Barclays anticipates that Turkish authorities will maintain the present rate of depreciation in the lira as a policy tool aimed at stabilizing inflation, the bank said in a research note. Barclays put a year-end target of 50.25 for the USD/TRY exchange rate and reiterated its projection that the pair will reach 50.25 by the end of 2026.
The bank traced recent pressures on the lira to a combination of a global value-at-risk (VaR) shock and rising oil prices, which together triggered substantial portfolio investment outflows from the currency. To soften the impact of those outflows, the Central Bank of Turkey deployed foreign exchange reserves and took steps to restrain local demand for dollars by raising TRY OMO funding rates by 300 basis points.

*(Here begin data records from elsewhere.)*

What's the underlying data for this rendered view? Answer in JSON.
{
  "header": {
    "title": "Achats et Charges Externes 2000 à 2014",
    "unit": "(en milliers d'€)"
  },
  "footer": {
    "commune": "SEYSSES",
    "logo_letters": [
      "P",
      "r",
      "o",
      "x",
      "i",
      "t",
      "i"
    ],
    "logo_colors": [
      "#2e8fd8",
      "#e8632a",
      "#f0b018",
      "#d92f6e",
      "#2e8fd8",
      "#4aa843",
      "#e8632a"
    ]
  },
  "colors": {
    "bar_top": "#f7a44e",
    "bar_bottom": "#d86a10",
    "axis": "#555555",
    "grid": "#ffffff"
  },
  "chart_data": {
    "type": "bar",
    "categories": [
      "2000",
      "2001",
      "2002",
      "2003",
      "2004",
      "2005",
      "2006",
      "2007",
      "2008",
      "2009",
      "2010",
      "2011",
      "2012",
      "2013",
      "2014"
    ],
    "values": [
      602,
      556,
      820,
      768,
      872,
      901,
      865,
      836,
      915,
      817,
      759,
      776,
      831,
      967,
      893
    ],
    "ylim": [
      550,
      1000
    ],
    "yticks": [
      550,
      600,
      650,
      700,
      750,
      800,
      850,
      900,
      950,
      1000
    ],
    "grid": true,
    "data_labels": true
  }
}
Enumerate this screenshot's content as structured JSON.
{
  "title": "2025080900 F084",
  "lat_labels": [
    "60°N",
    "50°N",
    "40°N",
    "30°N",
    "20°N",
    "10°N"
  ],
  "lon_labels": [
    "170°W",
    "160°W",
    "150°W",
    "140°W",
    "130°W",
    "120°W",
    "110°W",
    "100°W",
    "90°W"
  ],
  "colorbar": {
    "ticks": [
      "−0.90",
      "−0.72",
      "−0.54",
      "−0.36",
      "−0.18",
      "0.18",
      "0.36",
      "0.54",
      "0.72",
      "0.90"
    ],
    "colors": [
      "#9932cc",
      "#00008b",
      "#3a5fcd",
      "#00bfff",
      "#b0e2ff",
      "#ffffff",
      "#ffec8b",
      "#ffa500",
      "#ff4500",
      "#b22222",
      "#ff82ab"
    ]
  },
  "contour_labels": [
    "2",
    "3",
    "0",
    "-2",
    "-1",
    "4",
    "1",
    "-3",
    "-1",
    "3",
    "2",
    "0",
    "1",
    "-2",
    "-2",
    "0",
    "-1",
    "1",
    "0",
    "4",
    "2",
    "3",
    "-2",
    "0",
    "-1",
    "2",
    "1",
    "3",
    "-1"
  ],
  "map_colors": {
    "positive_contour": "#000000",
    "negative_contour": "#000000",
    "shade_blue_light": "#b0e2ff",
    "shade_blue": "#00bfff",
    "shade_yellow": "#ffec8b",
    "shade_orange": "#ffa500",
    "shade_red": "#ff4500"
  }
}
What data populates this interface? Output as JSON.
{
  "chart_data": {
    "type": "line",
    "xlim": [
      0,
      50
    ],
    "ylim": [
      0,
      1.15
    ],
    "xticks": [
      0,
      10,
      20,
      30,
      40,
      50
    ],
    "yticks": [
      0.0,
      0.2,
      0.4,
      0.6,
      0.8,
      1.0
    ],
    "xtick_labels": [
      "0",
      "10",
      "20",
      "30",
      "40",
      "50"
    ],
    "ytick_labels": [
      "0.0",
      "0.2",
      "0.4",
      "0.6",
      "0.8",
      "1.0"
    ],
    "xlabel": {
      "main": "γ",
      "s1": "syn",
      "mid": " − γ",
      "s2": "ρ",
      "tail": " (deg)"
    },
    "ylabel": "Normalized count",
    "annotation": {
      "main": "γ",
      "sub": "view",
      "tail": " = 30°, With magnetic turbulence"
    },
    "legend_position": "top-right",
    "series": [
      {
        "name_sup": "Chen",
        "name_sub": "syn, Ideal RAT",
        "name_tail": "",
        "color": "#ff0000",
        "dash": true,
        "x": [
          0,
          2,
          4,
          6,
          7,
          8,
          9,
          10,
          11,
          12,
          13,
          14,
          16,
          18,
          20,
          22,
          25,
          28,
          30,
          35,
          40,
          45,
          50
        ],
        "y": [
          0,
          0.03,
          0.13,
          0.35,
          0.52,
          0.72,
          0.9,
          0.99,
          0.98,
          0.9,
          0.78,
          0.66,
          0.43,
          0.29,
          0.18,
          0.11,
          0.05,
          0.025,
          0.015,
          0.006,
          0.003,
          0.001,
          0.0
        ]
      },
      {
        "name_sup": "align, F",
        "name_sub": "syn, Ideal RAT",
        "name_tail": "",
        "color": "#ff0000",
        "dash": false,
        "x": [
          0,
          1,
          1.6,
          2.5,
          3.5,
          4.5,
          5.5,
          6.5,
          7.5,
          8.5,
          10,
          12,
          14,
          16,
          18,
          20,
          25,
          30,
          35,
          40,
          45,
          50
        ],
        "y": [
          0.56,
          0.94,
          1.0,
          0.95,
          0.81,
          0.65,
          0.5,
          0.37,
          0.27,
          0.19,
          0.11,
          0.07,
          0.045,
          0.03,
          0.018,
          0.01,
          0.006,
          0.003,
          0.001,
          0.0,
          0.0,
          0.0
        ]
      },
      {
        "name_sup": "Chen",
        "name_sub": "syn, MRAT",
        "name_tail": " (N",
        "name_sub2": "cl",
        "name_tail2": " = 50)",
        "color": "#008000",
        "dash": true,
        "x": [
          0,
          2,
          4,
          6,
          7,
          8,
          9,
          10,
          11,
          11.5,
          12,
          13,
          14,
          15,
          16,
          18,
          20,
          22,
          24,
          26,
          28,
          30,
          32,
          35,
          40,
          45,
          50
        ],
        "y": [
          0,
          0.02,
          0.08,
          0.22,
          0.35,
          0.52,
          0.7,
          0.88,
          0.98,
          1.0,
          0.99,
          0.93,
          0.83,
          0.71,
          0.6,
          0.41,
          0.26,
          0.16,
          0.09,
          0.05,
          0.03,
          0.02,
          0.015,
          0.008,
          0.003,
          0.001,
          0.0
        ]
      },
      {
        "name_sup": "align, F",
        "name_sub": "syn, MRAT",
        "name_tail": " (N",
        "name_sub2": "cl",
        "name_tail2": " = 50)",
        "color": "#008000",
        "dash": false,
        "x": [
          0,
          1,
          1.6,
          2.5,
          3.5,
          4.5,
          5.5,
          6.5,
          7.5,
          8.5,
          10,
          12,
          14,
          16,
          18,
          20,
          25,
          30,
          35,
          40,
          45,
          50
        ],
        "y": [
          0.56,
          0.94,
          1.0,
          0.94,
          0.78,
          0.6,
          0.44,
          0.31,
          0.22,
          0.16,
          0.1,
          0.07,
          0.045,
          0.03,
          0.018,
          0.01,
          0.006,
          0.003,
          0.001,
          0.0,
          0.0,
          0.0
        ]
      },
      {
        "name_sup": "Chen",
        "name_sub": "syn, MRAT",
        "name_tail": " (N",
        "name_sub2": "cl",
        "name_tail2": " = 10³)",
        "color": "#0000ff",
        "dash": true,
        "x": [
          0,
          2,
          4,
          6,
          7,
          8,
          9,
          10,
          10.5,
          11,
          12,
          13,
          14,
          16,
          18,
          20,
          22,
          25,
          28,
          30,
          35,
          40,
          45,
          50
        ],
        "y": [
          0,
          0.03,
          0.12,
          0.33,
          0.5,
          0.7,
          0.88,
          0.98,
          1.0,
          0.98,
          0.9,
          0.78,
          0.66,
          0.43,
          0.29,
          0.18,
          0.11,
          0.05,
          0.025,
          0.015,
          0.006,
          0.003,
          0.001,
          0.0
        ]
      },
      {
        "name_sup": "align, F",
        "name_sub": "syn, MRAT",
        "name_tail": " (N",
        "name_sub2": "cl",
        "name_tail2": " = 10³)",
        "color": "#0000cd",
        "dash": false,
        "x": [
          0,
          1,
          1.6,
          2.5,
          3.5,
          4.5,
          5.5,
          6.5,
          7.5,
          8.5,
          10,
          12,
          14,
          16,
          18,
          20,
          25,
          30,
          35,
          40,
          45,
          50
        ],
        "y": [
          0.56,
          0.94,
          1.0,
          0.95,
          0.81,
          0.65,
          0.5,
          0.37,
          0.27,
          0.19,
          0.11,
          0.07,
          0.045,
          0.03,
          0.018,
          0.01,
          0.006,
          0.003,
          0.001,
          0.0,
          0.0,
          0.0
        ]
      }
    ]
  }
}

Barclays noted that the Central Bank of Turkey currently has sufficient hard currency resources to sustain its foreign exchange stabilization efforts, even given present oil price levels. The bank emphasized that, in its view, the controlled pace of depreciation remains a central instrument in the authorities' monetary policy toolkit.
The research note reiterated that the Turkish lira has been under strain from both global market volatility and elevated oil prices, with those forces contributing to portfolio outflows. The central bank's responses, as described by Barclays, combined reserve usage with interest-rate adjustments in an effort to manage currency stability and limit disruptive dollar demand.
Outlook and context
Barclays' stance is that, barring a material change in the factors cited in its note, Turkish authorities will continue using depreciation as part of their approach to bring inflation under control. The bank's explicit USD/TRY target of 50.25 by the end of 2026 reflects that view and is grounded on the central bank's ability to deploy reserves alongside higher domestic funding rates.
Implications
- Currency markets: Continued depreciation of the lira would keep FX volatility elevated.
- Financial sector: Portfolio flows and reserve management remain central to policy responses.
- Energy and trade: Higher oil prices are cited as a reinforcing factor in current pressures on the currency.